A partir de la entrada en vigor de la LGRA el servicio público sufrió una importante evolución. Habrá a quienes les parezca un sistema ineficiente o quienes piensen incluso que es inservible. Con respeto absoluto a tales opiniones, lo cierto es que se trata de un asunto serio. No solamente lo es porque del correcto ejercicio de una función pública dependen intereses, derechos, libertades y garantías colectivas, sino porque para quienes nos toca trabajar desde estas trincheras, constituye un cúmulo de responsabilidades que, créanme, nadie envidia desde la cómoda esfera de la privacidad. De esa ecuación jurídica ya hemos hablado en otro momento: mientras que el servidor púbico tiene un amplio catálogo de obligaciones y deberes, tiene uno muy reducido de derechos, justo de forma opuesta a lo que ocurre en el ámbito de los particulares, quienes tienen derecho a todo aquello que no esté prohibido expresamente por alguna norma.

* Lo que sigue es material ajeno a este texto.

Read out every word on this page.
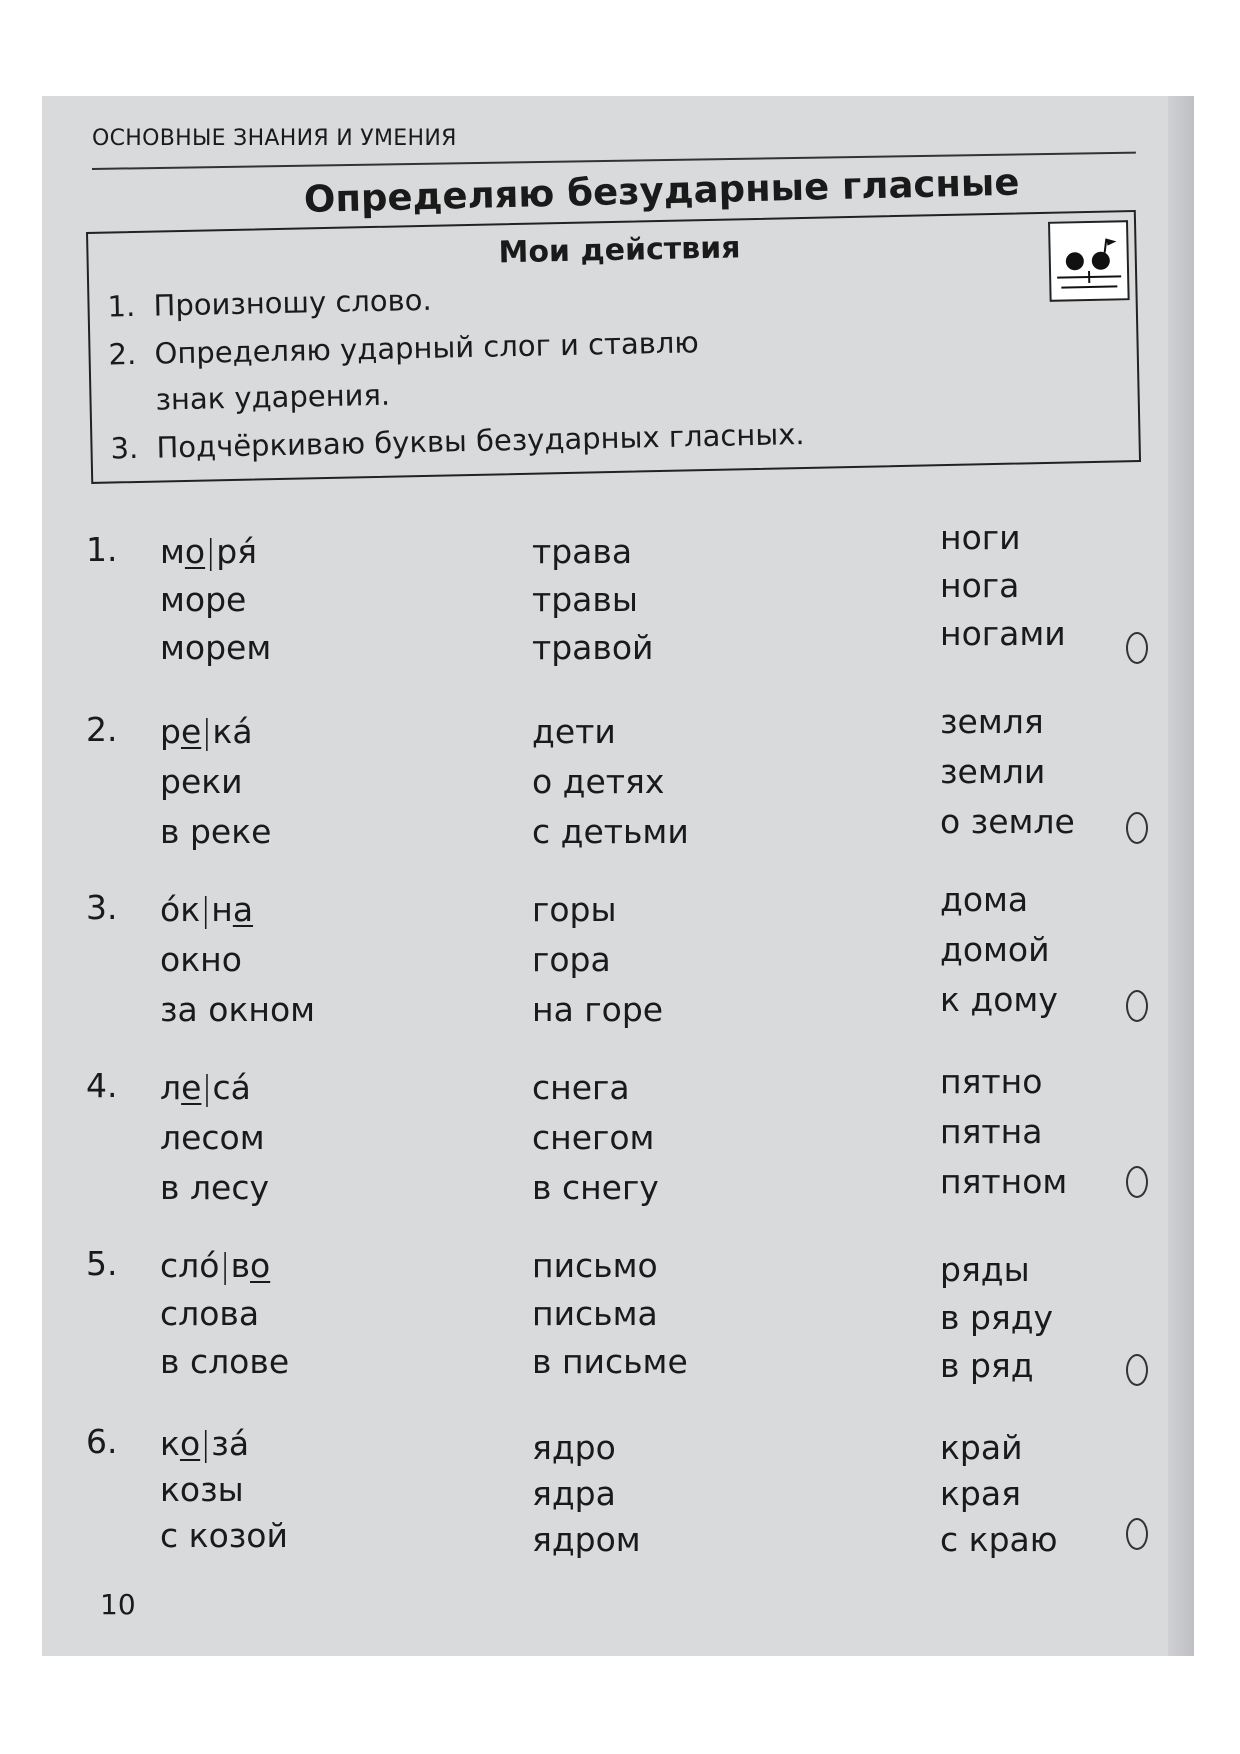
ОСНОВНЫЕ ЗНАНИЯ И УМЕНИЯ
Определяю безударные гласные
Мои действия
1. Произношу слово.
2. Определяю ударный слог и ставлю
знак ударения.
3. Подчёркиваю буквы безударных гласных.
1. мо|ря́
море
морем
трава
травы
травой
ноги
нога
ногами
2. ре|ка́
реки
в реке
дети
о детях
с детьми
земля
земли
о земле
3. о́к|на
окно
за окном
горы
гора
на горе
дома
домой
к дому
4. ле|са́
лесом
в лесу
снега
снегом
в снегу
пятно
пятна
пятном
5. сло́|во
слова
в слове
письмо
письма
в письме
ряды
в ряду
в ряд
6. ко|за́
козы
с козой
ядро
ядра
ядром
край
края
с краю
10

Una de esas tantas obligaciones en el servicio público, nace de la LGRA que ordena observar, en el desempeño de cualquier empleo, cargo o comisión, una serie de principios como la legalidad, la objetividad, la imparcialidad y la honradez. Esos principios que podrían parecer una abstracta e irrealizable aspiración, no son tal, pues para cobrar vigencia efectiva, deben acompañarse de una serie de comportamientos concretos que permitan que aquellos se cristalicen. Ello ocurre, por ejemplo, cuando hablamos de los principios de imparcialidad y de objetividad, que cobran vida cuando un servidor público de cualquier nivel de gobierno, advierte una posible afectación a su desempeño imparcial y objetivo en razón de intereses personales, familiares o de negocios. Dicho de otro modo, cuando haya alguna motivación subjetiva que impulse la actuación del servidor público, lo mejor será abstenerse de hacer o decir algo que pueda ser indebido.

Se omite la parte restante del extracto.